A este desastre se suma la actuación del cuerpo médico forense, que demoró meses en presentar el informe de necropsia —aduciendo falta de recursos— y que tan solo se produjo cuando la querellante solicitó la compulsa criminal por desobediencia judicial. La torpeza con la que se investigaron los hechos llevaron al Fiscal Rosas a intentar liberarse de la causa disponiendo el archivo de la misma. Sólo la oposición de la querellante y la oportuna discrepancia de la jueza de garantías lo impidieron ; sin embargo, las secuelas de las fallas garrafales del citado funcionario subsisten en el presente. De hecho, hoy, el fiscal subrogante asignado, Dr. Carlos Giuliani, intenta reconstruir la investigación con los andrajos probatorios que dejó su antecesor, recabando declaraciones de testigos amedrentados y en situación de vulnerabilidad económica.

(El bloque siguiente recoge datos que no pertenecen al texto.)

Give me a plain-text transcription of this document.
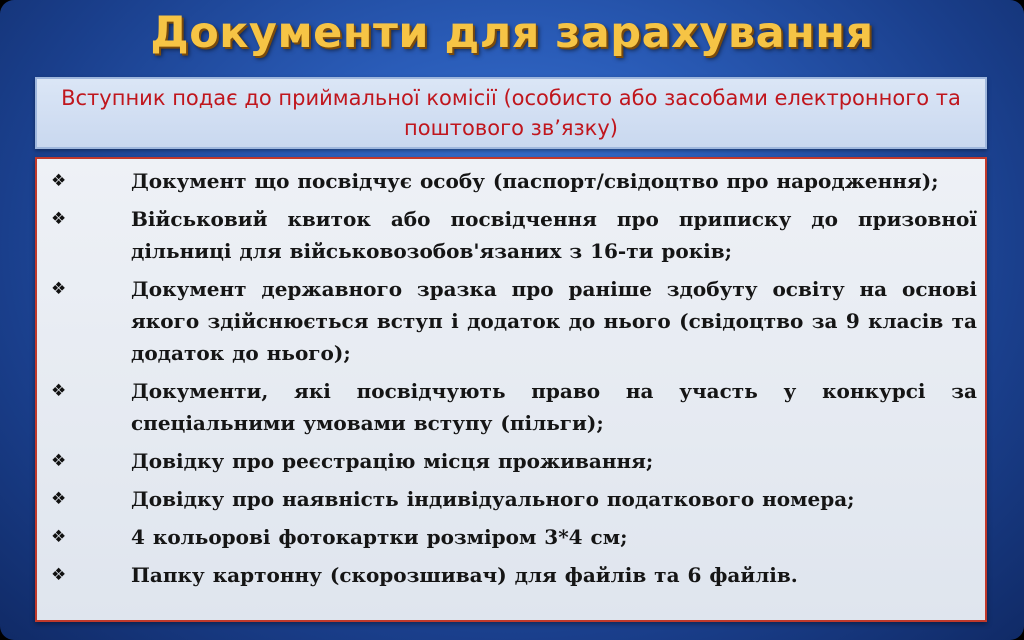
Документи для зарахування
Вступник подає до приймальної комісії (особисто або засобами електронного та поштового зв’язку)
❖	Документ що посвідчує особу (паспорт/свідоцтво про народження);
❖	Військовий квиток або посвідчення про приписку до призовної дільниці для військовозобов'язаних з 16-ти років;
❖	Документ державного зразка про раніше здобуту освіту на основі якого здійснюється вступ і додаток до нього (свідоцтво за 9 класів та додаток до нього);
❖	Документи, які посвідчують право на участь у конкурсі за спеціальними умовами вступу (пільги);
❖	Довідку про реєстрацію місця проживання;
❖	Довідку про наявність індивідуального податкового номера;
❖	4 кольорові фотокартки розміром 3*4 см;
❖	Папку картонну (скорозшивач) для файлів та 6 файлів.
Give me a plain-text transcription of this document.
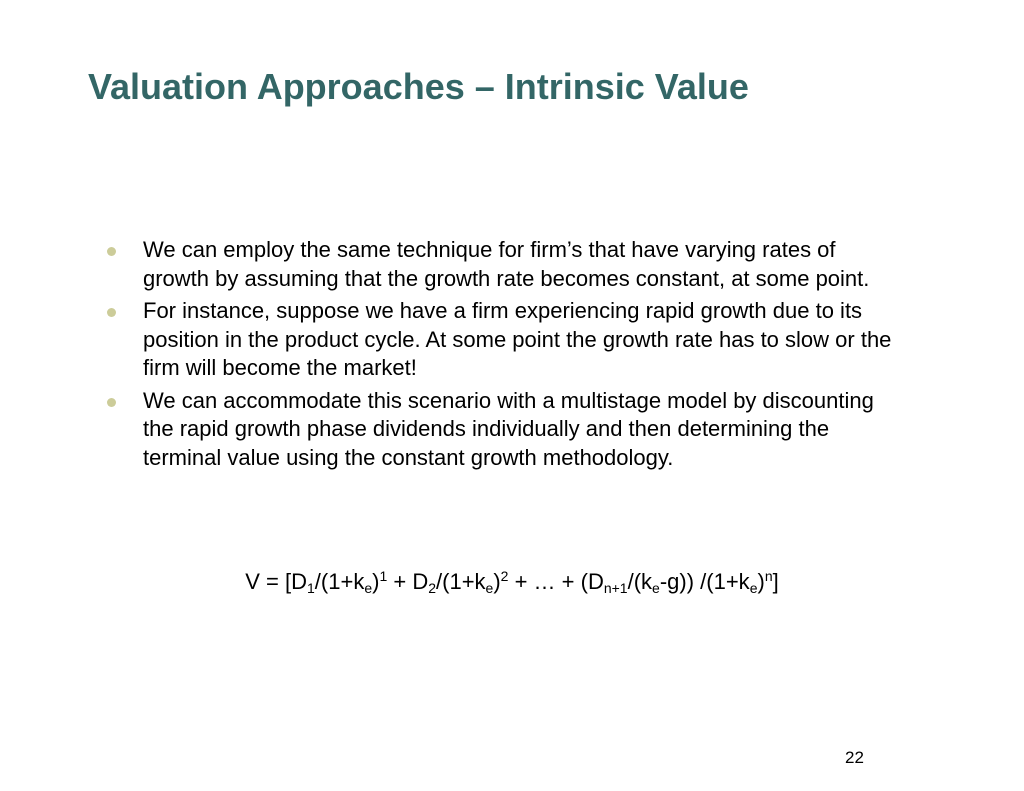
Valuation Approaches – Intrinsic Value
We can employ the same technique for firm’s that have varying rates of growth by assuming that the growth rate becomes constant, at some point.
For instance, suppose we have a firm experiencing rapid growth due to its position in the product cycle. At some point the growth rate has to slow or the firm will become the market!
We can accommodate this scenario with a multistage model by discounting the rapid growth phase dividends individually and then determining the terminal value using the constant growth methodology.
$V = [D_1/(1+k_e)^1 + D_2/(1+k_e)^2$ + … + $(D_{n+1}/(k_e-g))$ $/(1+k_e)^n$]
22
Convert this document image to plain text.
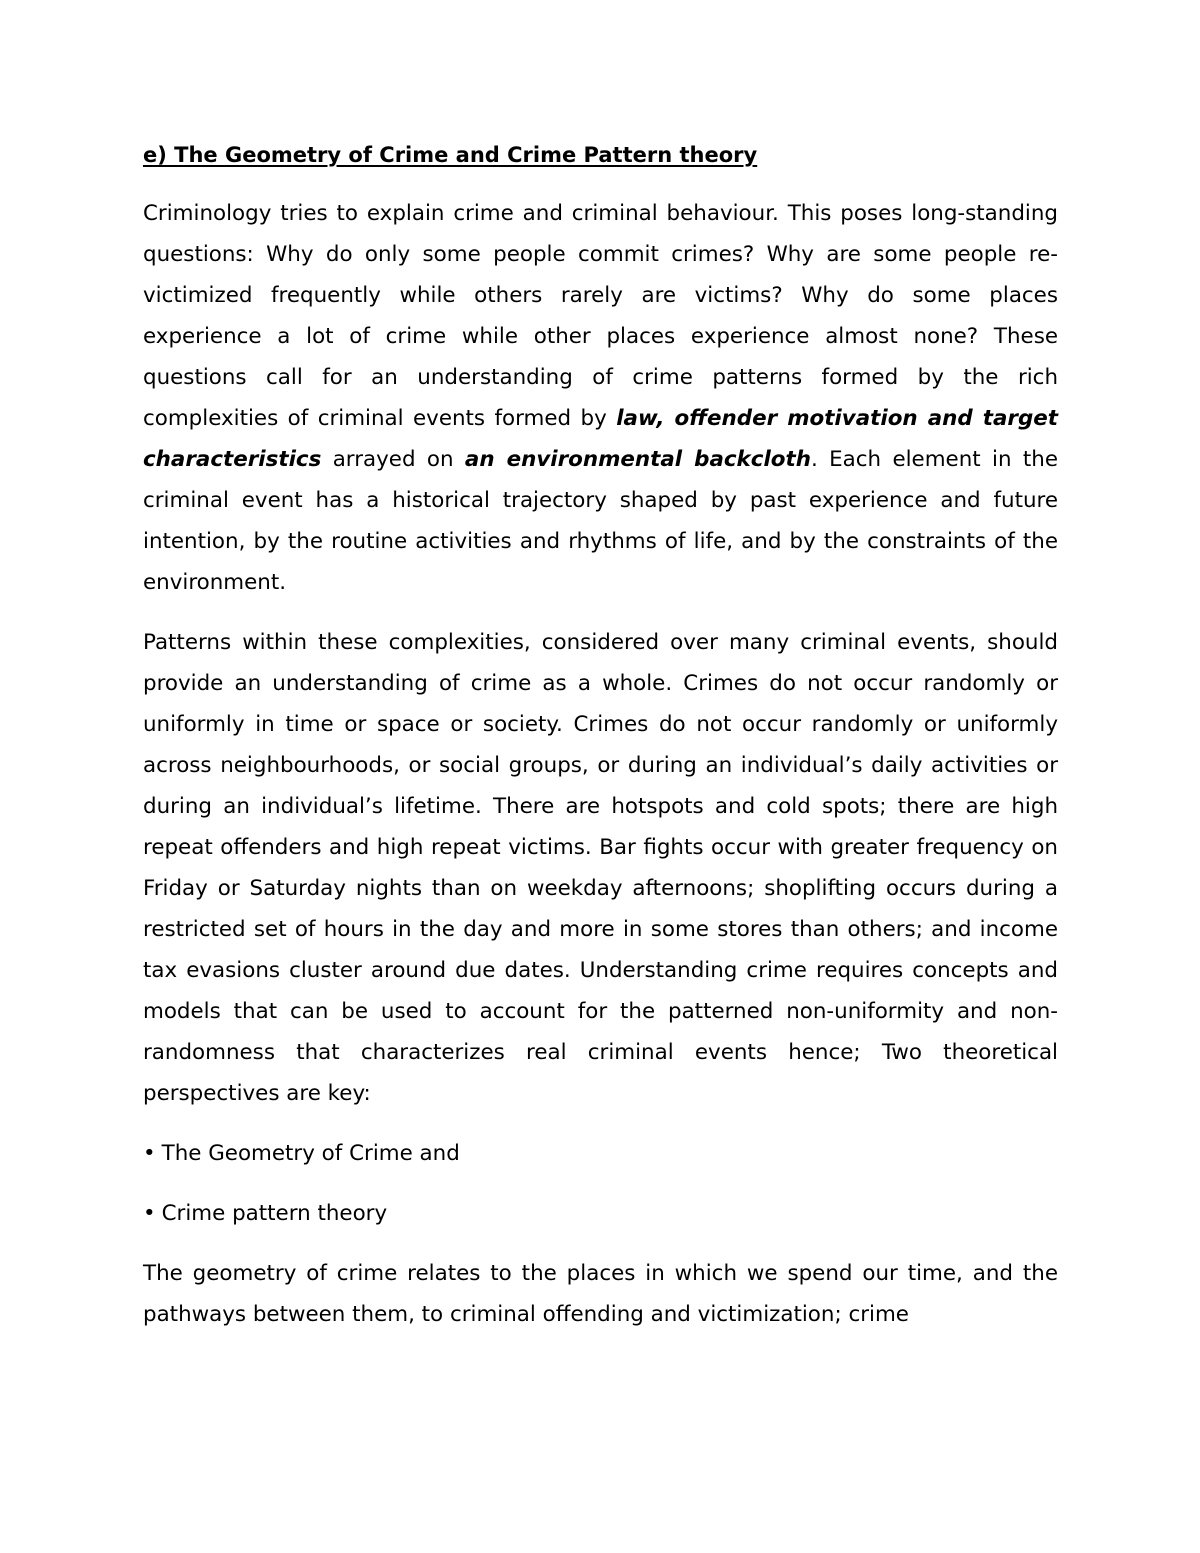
e) The Geometry of Crime and Crime Pattern theory

Criminology tries to explain crime and criminal behaviour. This poses long-standing questions: Why do only some people commit crimes? Why are some people re-victimized frequently while others rarely are victims? Why do some places experience a lot of crime while other places experience almost none? These questions call for an understanding of crime patterns formed by the rich complexities of criminal events formed by law, offender motivation and target characteristics arrayed on an environmental backcloth. Each element in the criminal event has a historical trajectory shaped by past experience and future intention, by the routine activities and rhythms of life, and by the constraints of the environment.

Patterns within these complexities, considered over many criminal events, should provide an understanding of crime as a whole. Crimes do not occur randomly or uniformly in time or space or society. Crimes do not occur randomly or uniformly across neighbourhoods, or social groups, or during an individual’s daily activities or during an individual’s lifetime. There are hotspots and cold spots; there are high repeat offenders and high repeat victims. Bar fights occur with greater frequency on Friday or Saturday nights than on weekday afternoons; shoplifting occurs during a restricted set of hours in the day and more in some stores than others; and income tax evasions cluster around due dates. Understanding crime requires concepts and models that can be used to account for the patterned non-uniformity and non-randomness that characterizes real criminal events hence; Two theoretical perspectives are key:

• The Geometry of Crime and
• Crime pattern theory

The geometry of crime relates to the places in which we spend our time, and the pathways between them, to criminal offending and victimization; crime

Dicho todo esto, al parecer el Ministerio Público Fiscal está más preocupado por evitar el "desgaste jurisdiccional" que por establecer responsabilidades frente a empresarios que incumplen las normas básicas de seguridad e higiene industrial que garantizan a todo dependiente un ambiente de trabajo saludable. Está claro que: si Vega no se llamara simplemente Vega, la situación sería bien diferente, las pruebas no se habrían perdido y los culpables ya estarían entre rejas.
Conclusión: el privilegio del código postal
El contraste es obsceno. El "privilegio del código postal" es un concepto sociológico y de salud pública que indica cómo el lugar de residencia determina las oportunidades de vida, salud y nivel socioeconómico de una persona. Si las víctimas de estos casos pertenecieran a las familias que habitan los countries mendocinos, dueñas de medios de comunicación y operadoras del poder real, el grupo electrógeno nunca habría desaparecido y tendríamos un responsable. Es más, los fondos destinados a la salud de un niño con discapacidad jamás habrían sido objeto de una "confiscación judicial" disfrazada de compensación.
En Mendoza, el principio de igualdad ante la ley, el interés superior del niño y la perspectiva de género parecen ser principios que solo se invocan cuando no comprometen a las personalidades del Jet Set Mendocino o a los balances de las empresas o a los presupuestos municipales. Para los Riquelme y los Vega, la justicia no es ciega. Tiene los ojos bien abiertos para detectar la pobreza y las influencias ; para así actuar en consecuencia, con un rigorismo selectivo que no hace más que perpetuar la vulnerabilidad y consolidar la impunidad.